Weeks before Prince William and Kate Middleton are to wed, a New Zealand commemorative stamp has marked their union in a rather awkward way — by approving their split.
The separation would be via a perforated line dividing a photo of the couple. The stamp tears apart so each half of the engagement portrait can serve as its own individual stamp.
The ominous New Zealand Post design has been branded "bizarre" and "embarrassing" by Hugh Jefferies, the editor of Gibbons Stamp Monthly, noting it's also strange that each side of the stamp bears a different price.
While they are valued at 5.80 NZD ($4.25 Cdn.) printed together, William's side of the stamp is worth 3.40 NZD ($2.49) and Middleton's lone stamp comes out to a more modest 2.40 NZD ($1.76).
Royal stamp mishaps nothing new
Royal stamps suggesting a soon-to-be-wed couple's separation are not new, according to Jefferies.
In the lead-up to the 1981 wedding between Prince Charles and Lady Diana, Jefferies said, Australia's postal service released a royal stamp showing Charles and Diana turned away from one another. The design caused much criticism.
"Whoever designed this will have egg on their face and someone's head will roll," Jefferies told Britain's Telegraph newspaper.
At the very least, he said, collectors will be delighted to add the unusual item to their books.
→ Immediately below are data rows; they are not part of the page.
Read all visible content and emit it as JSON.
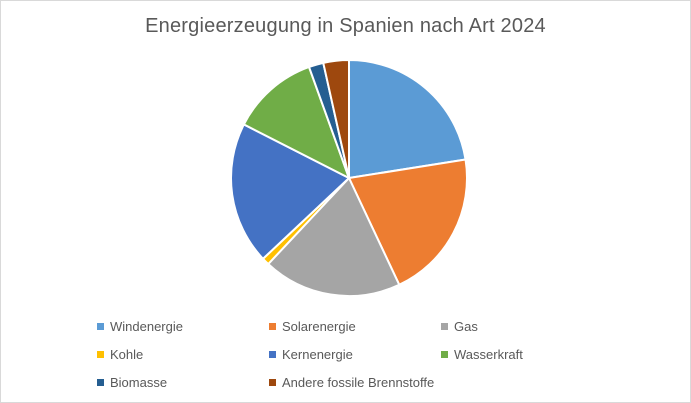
{
  "chart_data": {
    "type": "pie",
    "title": "Energieerzeugung in Spanien nach Art 2024",
    "legend_position": "bottom",
    "categories": [
      "Windenergie",
      "Solarenergie",
      "Gas",
      "Kohle",
      "Kernenergie",
      "Wasserkraft",
      "Biomasse",
      "Andere fossile Brennstoffe"
    ],
    "values": [
      22.5,
      20.5,
      19.0,
      1.0,
      19.5,
      12.0,
      2.0,
      3.5
    ],
    "colors": [
      "#5b9bd5",
      "#ed7d31",
      "#a5a5a5",
      "#ffc000",
      "#4472c4",
      "#70ad47",
      "#255e91",
      "#9e480e"
    ]
  }
}
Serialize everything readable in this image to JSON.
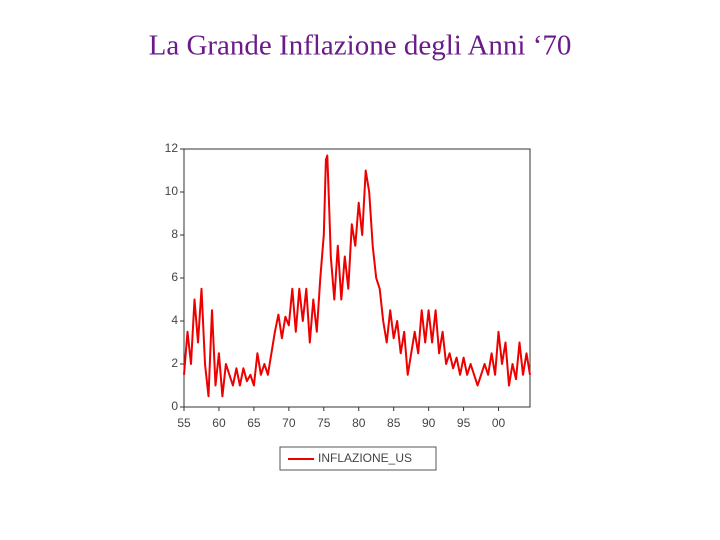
{
  "chart_data": {
    "type": "line",
    "title": "La Grande Inflazione degli Anni ‘70",
    "x": [
      55,
      55.5,
      56,
      56.5,
      57,
      57.5,
      58,
      58.5,
      59,
      59.5,
      60,
      60.5,
      61,
      61.5,
      62,
      62.5,
      63,
      63.5,
      64,
      64.5,
      65,
      65.5,
      66,
      66.5,
      67,
      67.5,
      68,
      68.5,
      69,
      69.5,
      70,
      70.5,
      71,
      71.5,
      72,
      72.5,
      73,
      73.5,
      74,
      74.5,
      75,
      75.3,
      75.5,
      75.8,
      76,
      76.5,
      77,
      77.5,
      78,
      78.5,
      79,
      79.5,
      80,
      80.5,
      81,
      81.5,
      82,
      82.5,
      83,
      83.5,
      84,
      84.5,
      85,
      85.5,
      86,
      86.5,
      87,
      87.5,
      88,
      88.5,
      89,
      89.5,
      90,
      90.5,
      91,
      91.5,
      92,
      92.5,
      93,
      93.5,
      94,
      94.5,
      95,
      95.5,
      96,
      96.5,
      97,
      97.5,
      98,
      98.5,
      99,
      99.5,
      100,
      100.5,
      101,
      101.5,
      102,
      102.5,
      103,
      103.5,
      104,
      104.5
    ],
    "series": [
      {
        "name": "INFLAZIONE_US",
        "color": "#ee0000",
        "values": [
          1.5,
          3.5,
          2,
          5,
          3,
          5.5,
          2,
          0.5,
          4.5,
          1,
          2.5,
          0.5,
          2,
          1.5,
          1,
          1.8,
          1,
          1.8,
          1.2,
          1.5,
          1,
          2.5,
          1.5,
          2,
          1.5,
          2.5,
          3.5,
          4.3,
          3.2,
          4.2,
          3.8,
          5.5,
          3.5,
          5.5,
          4,
          5.5,
          3,
          5,
          3.5,
          6,
          8,
          11.5,
          11.7,
          9,
          7,
          5,
          7.5,
          5,
          7,
          5.5,
          8.5,
          7.5,
          9.5,
          8,
          11,
          10,
          7.5,
          6,
          5.5,
          4,
          3,
          4.5,
          3.2,
          4,
          2.5,
          3.5,
          1.5,
          2.5,
          3.5,
          2.5,
          4.5,
          3,
          4.5,
          3,
          4.5,
          2.5,
          3.5,
          2,
          2.5,
          1.8,
          2.3,
          1.5,
          2.3,
          1.5,
          2,
          1.5,
          1,
          1.5,
          2,
          1.5,
          2.5,
          1.5,
          3.5,
          2,
          3,
          1,
          2,
          1.3,
          3,
          1.5,
          2.5,
          1.5
        ]
      }
    ],
    "xlim": [
      55,
      104.5
    ],
    "ylim": [
      0,
      12
    ],
    "xticks": [
      55,
      60,
      65,
      70,
      75,
      80,
      85,
      90,
      95,
      {
        "value": 100,
        "label": "00"
      }
    ],
    "yticks": [
      0,
      2,
      4,
      6,
      8,
      10,
      12
    ],
    "grid": false
  }
}
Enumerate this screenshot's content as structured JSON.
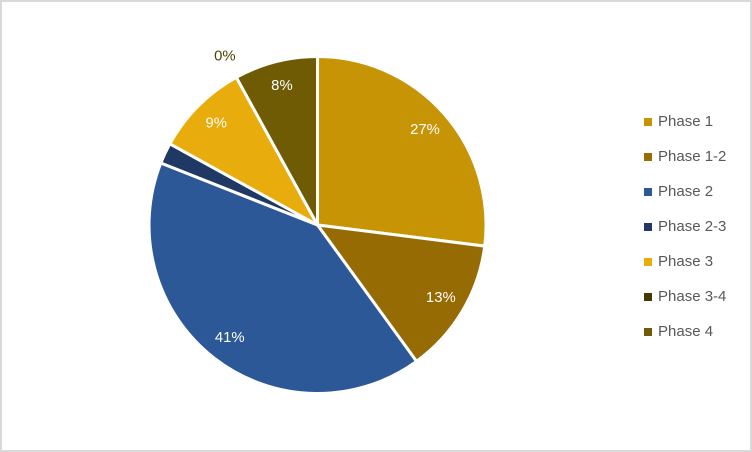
{
  "frame": {
    "border_color": "#D9D9D9",
    "background_color": "#FFFFFF"
  },
  "chart_data": {
    "type": "pie",
    "title": "",
    "legend_position": "right",
    "total": 100,
    "categories": [
      "Phase 1",
      "Phase 1-2",
      "Phase 2",
      "Phase 2-3",
      "Phase 3",
      "Phase 3-4",
      "Phase 4"
    ],
    "values": [
      27,
      13,
      41,
      2,
      9,
      0,
      8
    ],
    "slices": [
      {
        "label": "Phase 1",
        "value": 27,
        "pct_label": "27%",
        "color": "#C79405",
        "label_placement": "inside"
      },
      {
        "label": "Phase 1-2",
        "value": 13,
        "pct_label": "13%",
        "color": "#966B03",
        "label_placement": "inside"
      },
      {
        "label": "Phase 2",
        "value": 41,
        "pct_label": "41%",
        "color": "#2C5898",
        "label_placement": "inside"
      },
      {
        "label": "Phase 2-3",
        "value": 2,
        "pct_label": "",
        "color": "#1F3864",
        "label_placement": "none"
      },
      {
        "label": "Phase 3",
        "value": 9,
        "pct_label": "9%",
        "color": "#E9AC0D",
        "label_placement": "inside"
      },
      {
        "label": "Phase 3-4",
        "value": 0,
        "pct_label": "0%",
        "color": "#443902",
        "label_placement": "outside"
      },
      {
        "label": "Phase 4",
        "value": 8,
        "pct_label": "8%",
        "color": "#6F5B04",
        "label_placement": "inside"
      }
    ],
    "inside_label_color": "#FFFFFF",
    "outside_label_color": "#4F4101",
    "legend_text_color": "#595959",
    "slice_separator_color": "#FFFFFF"
  }
}
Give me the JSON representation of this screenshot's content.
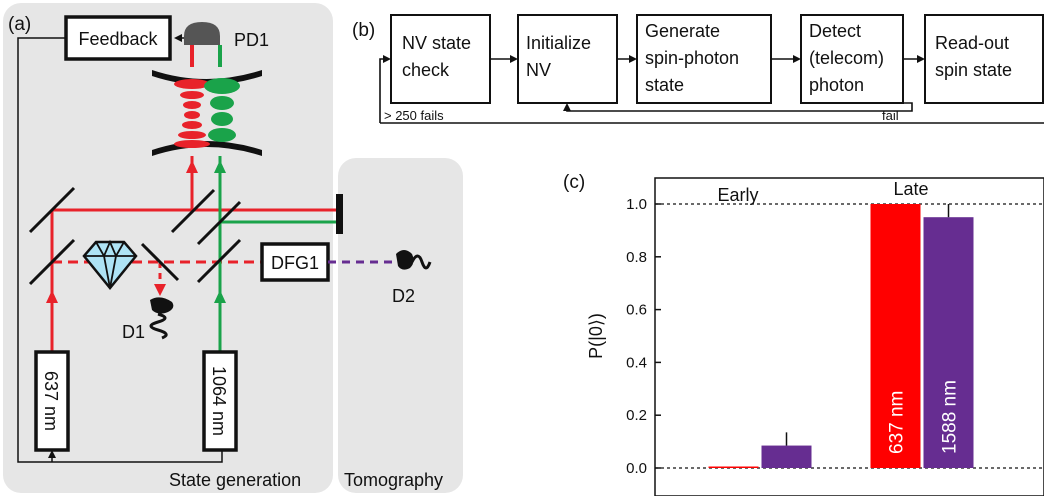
{
  "panel_a": {
    "label": "(a)",
    "feedback": "Feedback",
    "pd1": "PD1",
    "dfg1": "DFG1",
    "d1": "D1",
    "d2": "D2",
    "laser_637": "637 nm",
    "laser_1064": "1064 nm",
    "state_generation": "State generation",
    "tomography": "Tomography"
  },
  "panel_b": {
    "label": "(b)",
    "steps": [
      {
        "lines": [
          "NV state",
          "check"
        ]
      },
      {
        "lines": [
          "Initialize",
          "NV"
        ]
      },
      {
        "lines": [
          "Generate",
          "spin-photon",
          "state"
        ]
      },
      {
        "lines": [
          "Detect",
          "(telecom)",
          "photon"
        ]
      },
      {
        "lines": [
          "Read-out",
          "spin state"
        ]
      }
    ],
    "fails_label": "> 250 fails",
    "fail_label": "fail"
  },
  "panel_c": {
    "label": "(c)"
  },
  "chart_data": {
    "type": "bar",
    "ylabel": "P(|0⟩)",
    "ylim": [
      -0.08,
      1.08
    ],
    "yticks": [
      0.0,
      0.2,
      0.4,
      0.6,
      0.8,
      1.0
    ],
    "tick_labels": [
      "0.0",
      "0.2",
      "0.4",
      "0.6",
      "0.8",
      "1.0"
    ],
    "reference_lines": [
      0.0,
      1.0
    ],
    "groups": [
      "Early",
      "Late"
    ],
    "series": [
      {
        "name": "637 nm",
        "color": "#ff0000",
        "values": [
          0.0,
          1.0
        ],
        "errors": [
          0.0,
          0.0
        ]
      },
      {
        "name": "1588 nm",
        "color": "#662d91",
        "values": [
          0.085,
          0.95
        ],
        "errors": [
          0.05,
          0.05
        ]
      }
    ]
  }
}
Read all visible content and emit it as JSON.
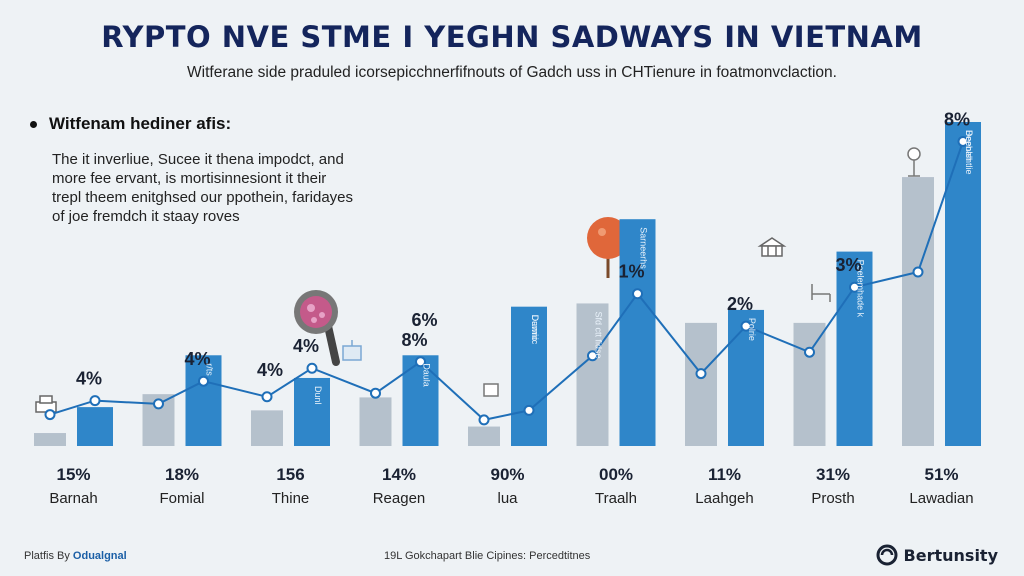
{
  "header": {
    "title": "RYPTO NVE STME I YEGHN SADWAYS IN VIETNAM",
    "subtitle": "Witferane side praduled icorsepicchnerfifnouts of Gadch uss in CHTienure in foatmonvclaction."
  },
  "note": {
    "heading": "Witfenam hediner afis:",
    "lines": [
      "The it inverliue, Sucee it thena impodct, and",
      "more fee ervant, is mortisinnesiont it their",
      "trepl theem enitghsed our ppothein, faridayes",
      "of joe fremdch it staay roves"
    ]
  },
  "colors": {
    "blue_bar": "#2f86c9",
    "gray_bar": "#b5c1cc",
    "line": "#1f6fb8",
    "title": "#14255c"
  },
  "icons": [
    "printer-icon",
    "magnifier-icon",
    "gift-icon",
    "handshake-icon",
    "tree-icon",
    "bank-icon",
    "chair-icon",
    "lamp-icon"
  ],
  "chart_data": {
    "type": "bar",
    "ylim": [
      0,
      100
    ],
    "grid": false,
    "legend": "none",
    "groups": [
      {
        "category": "Barnah",
        "bottom_label": "15%",
        "bar_label": "",
        "top_label": "4%",
        "gray": 4,
        "blue": 12,
        "line": 14
      },
      {
        "category": "Fomial",
        "bottom_label": "18%",
        "bar_label": "",
        "top_label": "4%",
        "gray": 16,
        "blue": 28,
        "line": 20
      },
      {
        "category": "Thine",
        "bottom_label": "156",
        "bar_label": "",
        "top_label": "4%",
        "gray": 11,
        "blue": 21,
        "line": 24
      },
      {
        "category": "Reagen",
        "bottom_label": "14%",
        "bar_label": "",
        "top_label": "8%",
        "gray": 15,
        "blue": 28,
        "line": 26
      },
      {
        "category": "lua",
        "bottom_label": "90%",
        "bar_label": "Durnic",
        "top_label": "",
        "gray": 6,
        "blue": 43,
        "line": 11
      },
      {
        "category": "Traalh",
        "bottom_label": "00%",
        "bar_label": "",
        "top_label": "1%",
        "gray": 44,
        "blue": 70,
        "line": 47
      },
      {
        "category": "Laahgeh",
        "bottom_label": "11%",
        "bar_label": "Polrie",
        "top_label": "2%",
        "gray": 38,
        "blue": 42,
        "line": 37
      },
      {
        "category": "Prosth",
        "bottom_label": "31%",
        "bar_label": "Poelemhade k",
        "top_label": "3%",
        "gray": 38,
        "blue": 60,
        "line": 49
      },
      {
        "category": "Lawadian",
        "bottom_label": "51%",
        "bar_label": "Deenlshtlie",
        "top_label": "8%",
        "gray": 83,
        "blue": 100,
        "line": 94
      }
    ],
    "extra_bar_labels": [
      {
        "group": 1,
        "text": "r/ts"
      },
      {
        "group": 2,
        "text": "Dunl"
      },
      {
        "group": 3,
        "text": "Daula"
      },
      {
        "group": 4,
        "text": "Dawnic"
      },
      {
        "group": 5,
        "text": "Sarneerhs"
      },
      {
        "group": 5,
        "text": "Sfd ctt fidse"
      },
      {
        "group": 8,
        "text": "Beebah"
      }
    ],
    "floating_labels": [
      "4%",
      "6%"
    ]
  },
  "footer": {
    "left_prefix": "Platfis By",
    "left_brand": "Odualgnal",
    "center": "19L Gokchapart Blie Cipines: Percedtitnes",
    "right": "Bertunsity"
  }
}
It wouldn't be New Zealand Post's first printing faux-pas involving the 2011 Royal Wedding stamp pack. The state-owned postal service recently featured the wrong birth date for Prince William on cover sheets for collectors'-edition stamp sheets. The presentation text said William was born May 21, 1982, when his birthday was in fact June 21. The packs were later recalled.
Buckingham Palace must approve of stamp designs featuring the royal couple, Jefferies said. In the case of the split stamp, Jefferies said he wouldn't be surprised if Buckingham Palace had been shown the design without the controversial perforated line.